@Kindly_District9380

Kindly_District9380@lemmy.world · 11 days ago

hey sorry I got super distracted with building a data mapper, but I have the version here, just gov stopped responding to my requests, even though I was quite gracefully requesting the pages:

UPDATE DATASET 9 Files List:

Progress:

Scraped 529,334 file URLs from Justice .gov (pages 0-18333, ~89% of index)

Downloading individual files: 30K files / 41GB so far
Also grabbed the 86GB DataSet_9.tar.xz torrent (~500K files) - extracting now
Uploaded my URL index to Archive.org - 529K file URLs in JSON format if anyone wants to help download the remaining files.

link: https://archive.org/details/epstein-dataset9-index

The link is live and shows the 75.7MB JSON file available for downloa

Kindly_District9380@lemmy.world · 11 days ago

coming up with that right now, check my comment below.

I made this script and slowly about to finish the crawl, it’s close to 20k+ pages.

https://pastebin.com/zbF0Rmfx

It should be done in less than 1-2 hour, and I will upload it to Archive. org

Kindly_District9380@lemmy.world · 12 days ago

Superb, I have 1-8, 11-12.

Only remaining 10 (to complete - downloading from Archive.org now)

Dataset 9 is the biggest.

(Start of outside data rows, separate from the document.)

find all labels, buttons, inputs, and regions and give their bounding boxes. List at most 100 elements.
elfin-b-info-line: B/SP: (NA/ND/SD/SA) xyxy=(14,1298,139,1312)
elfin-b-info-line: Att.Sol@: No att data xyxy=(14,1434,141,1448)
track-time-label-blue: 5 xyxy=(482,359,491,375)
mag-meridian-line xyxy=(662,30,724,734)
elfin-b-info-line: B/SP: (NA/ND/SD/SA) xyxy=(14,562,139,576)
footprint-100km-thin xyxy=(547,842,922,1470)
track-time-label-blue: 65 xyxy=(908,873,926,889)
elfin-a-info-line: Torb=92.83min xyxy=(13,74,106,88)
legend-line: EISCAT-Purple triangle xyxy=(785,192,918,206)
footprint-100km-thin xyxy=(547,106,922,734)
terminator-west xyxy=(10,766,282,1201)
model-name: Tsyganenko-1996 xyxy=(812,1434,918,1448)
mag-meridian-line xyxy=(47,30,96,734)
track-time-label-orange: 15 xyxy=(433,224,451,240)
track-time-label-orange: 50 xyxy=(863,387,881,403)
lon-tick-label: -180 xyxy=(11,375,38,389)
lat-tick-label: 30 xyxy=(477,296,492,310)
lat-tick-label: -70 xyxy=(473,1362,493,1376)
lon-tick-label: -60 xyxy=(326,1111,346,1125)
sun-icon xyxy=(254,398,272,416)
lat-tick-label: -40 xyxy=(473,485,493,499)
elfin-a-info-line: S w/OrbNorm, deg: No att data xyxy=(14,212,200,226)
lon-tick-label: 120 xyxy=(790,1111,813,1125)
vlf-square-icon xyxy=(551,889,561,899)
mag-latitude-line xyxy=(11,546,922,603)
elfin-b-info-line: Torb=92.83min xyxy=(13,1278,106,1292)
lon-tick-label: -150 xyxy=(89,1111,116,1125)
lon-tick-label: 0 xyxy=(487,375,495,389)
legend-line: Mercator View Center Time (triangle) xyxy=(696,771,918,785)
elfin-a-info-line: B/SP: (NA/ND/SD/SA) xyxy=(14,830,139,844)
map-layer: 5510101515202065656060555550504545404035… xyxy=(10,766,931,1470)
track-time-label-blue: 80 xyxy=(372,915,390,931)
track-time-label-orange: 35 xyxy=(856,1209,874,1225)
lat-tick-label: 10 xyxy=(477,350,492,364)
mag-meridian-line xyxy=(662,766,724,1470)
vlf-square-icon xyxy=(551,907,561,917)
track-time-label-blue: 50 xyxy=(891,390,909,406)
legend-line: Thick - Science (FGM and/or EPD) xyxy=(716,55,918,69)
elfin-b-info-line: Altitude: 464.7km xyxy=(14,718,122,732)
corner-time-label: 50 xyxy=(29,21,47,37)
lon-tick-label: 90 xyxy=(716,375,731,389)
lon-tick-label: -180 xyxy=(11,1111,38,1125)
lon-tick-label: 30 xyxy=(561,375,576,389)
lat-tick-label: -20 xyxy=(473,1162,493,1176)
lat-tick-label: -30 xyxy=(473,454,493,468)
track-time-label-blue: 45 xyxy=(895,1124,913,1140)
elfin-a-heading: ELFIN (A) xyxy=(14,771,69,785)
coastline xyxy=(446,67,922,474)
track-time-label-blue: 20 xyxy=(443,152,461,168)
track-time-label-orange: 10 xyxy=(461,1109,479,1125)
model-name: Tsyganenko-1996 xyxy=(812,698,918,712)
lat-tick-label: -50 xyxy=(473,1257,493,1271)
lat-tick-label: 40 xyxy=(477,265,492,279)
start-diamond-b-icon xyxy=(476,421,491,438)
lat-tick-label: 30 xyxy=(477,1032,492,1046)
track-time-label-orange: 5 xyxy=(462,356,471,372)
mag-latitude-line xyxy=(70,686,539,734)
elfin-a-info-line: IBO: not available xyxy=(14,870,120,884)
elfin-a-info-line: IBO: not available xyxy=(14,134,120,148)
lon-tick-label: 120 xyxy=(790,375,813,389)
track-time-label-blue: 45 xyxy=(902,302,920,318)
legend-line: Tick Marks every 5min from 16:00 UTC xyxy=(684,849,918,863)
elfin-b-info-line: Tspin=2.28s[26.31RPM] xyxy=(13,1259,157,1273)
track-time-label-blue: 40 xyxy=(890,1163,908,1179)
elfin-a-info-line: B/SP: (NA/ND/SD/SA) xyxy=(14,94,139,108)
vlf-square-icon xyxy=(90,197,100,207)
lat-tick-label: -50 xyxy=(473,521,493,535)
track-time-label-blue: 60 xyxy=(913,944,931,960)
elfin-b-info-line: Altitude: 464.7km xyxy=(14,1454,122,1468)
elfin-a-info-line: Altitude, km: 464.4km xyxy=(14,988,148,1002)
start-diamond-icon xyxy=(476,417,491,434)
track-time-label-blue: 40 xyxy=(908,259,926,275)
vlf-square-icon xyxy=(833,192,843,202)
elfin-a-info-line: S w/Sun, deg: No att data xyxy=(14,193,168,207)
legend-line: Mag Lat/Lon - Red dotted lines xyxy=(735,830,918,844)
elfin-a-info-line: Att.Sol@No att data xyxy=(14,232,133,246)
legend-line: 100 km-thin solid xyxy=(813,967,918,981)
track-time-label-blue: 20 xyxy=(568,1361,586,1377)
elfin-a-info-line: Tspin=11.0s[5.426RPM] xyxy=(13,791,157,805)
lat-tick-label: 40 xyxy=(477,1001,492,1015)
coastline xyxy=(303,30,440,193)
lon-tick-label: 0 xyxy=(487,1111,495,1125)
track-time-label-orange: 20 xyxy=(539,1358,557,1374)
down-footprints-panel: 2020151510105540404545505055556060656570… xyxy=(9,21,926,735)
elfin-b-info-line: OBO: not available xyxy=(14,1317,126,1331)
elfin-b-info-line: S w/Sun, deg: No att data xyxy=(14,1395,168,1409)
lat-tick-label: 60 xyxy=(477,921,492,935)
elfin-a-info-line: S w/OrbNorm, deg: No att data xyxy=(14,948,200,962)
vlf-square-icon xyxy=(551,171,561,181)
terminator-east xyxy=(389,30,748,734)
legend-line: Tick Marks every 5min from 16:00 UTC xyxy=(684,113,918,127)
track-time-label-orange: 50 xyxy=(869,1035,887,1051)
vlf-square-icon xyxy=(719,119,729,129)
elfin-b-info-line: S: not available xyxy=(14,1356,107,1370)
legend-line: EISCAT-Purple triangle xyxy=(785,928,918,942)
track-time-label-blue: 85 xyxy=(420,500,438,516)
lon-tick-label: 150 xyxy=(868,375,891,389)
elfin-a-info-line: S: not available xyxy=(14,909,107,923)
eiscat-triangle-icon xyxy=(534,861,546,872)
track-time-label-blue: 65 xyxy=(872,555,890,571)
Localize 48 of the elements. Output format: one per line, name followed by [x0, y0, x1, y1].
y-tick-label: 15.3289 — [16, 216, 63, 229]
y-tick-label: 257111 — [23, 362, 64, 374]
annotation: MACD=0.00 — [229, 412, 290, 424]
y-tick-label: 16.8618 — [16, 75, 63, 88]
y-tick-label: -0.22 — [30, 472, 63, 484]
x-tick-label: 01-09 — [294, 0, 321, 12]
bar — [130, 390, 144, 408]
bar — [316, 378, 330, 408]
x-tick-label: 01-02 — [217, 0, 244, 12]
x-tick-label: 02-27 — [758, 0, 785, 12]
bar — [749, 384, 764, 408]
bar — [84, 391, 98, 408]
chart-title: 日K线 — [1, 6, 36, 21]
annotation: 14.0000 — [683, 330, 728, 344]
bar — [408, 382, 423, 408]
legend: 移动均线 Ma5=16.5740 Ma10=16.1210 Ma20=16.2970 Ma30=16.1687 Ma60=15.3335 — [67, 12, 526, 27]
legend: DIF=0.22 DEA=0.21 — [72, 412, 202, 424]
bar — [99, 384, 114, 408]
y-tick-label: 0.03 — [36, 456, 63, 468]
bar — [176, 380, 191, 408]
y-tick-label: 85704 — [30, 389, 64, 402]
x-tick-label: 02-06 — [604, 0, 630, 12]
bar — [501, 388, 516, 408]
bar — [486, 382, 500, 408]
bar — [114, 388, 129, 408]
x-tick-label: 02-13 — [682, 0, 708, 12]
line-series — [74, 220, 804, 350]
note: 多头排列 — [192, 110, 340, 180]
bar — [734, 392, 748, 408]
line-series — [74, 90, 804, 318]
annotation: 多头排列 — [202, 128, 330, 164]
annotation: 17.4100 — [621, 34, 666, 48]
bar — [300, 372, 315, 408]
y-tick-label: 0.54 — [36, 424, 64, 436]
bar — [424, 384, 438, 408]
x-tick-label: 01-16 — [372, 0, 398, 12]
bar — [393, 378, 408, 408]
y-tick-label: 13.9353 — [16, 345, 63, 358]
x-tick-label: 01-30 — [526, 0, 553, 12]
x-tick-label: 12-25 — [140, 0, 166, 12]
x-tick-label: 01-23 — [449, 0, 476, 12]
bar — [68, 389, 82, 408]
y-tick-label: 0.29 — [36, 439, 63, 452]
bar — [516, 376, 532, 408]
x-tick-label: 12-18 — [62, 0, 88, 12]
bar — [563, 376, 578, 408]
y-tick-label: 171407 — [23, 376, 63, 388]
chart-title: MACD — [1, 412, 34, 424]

I ended up writing a parser to go through every page on justice.gov and make an index list.

Current estimate of files list is:

~1,022,500 files (50 files/page × 20,450 pages)
My scraped index so far: 528,586 files / 634,573 URLs
Currently downloading individual files: 24,371 files (29GB)
Download rate ~1 file/sec to avoid getting blocked = ~12 days continuous for full set

Your merged 45GB + 86GB torrents (~500K-700K files) would be a huge help. Happy to cross-reference with my scraped URL list to find any gaps.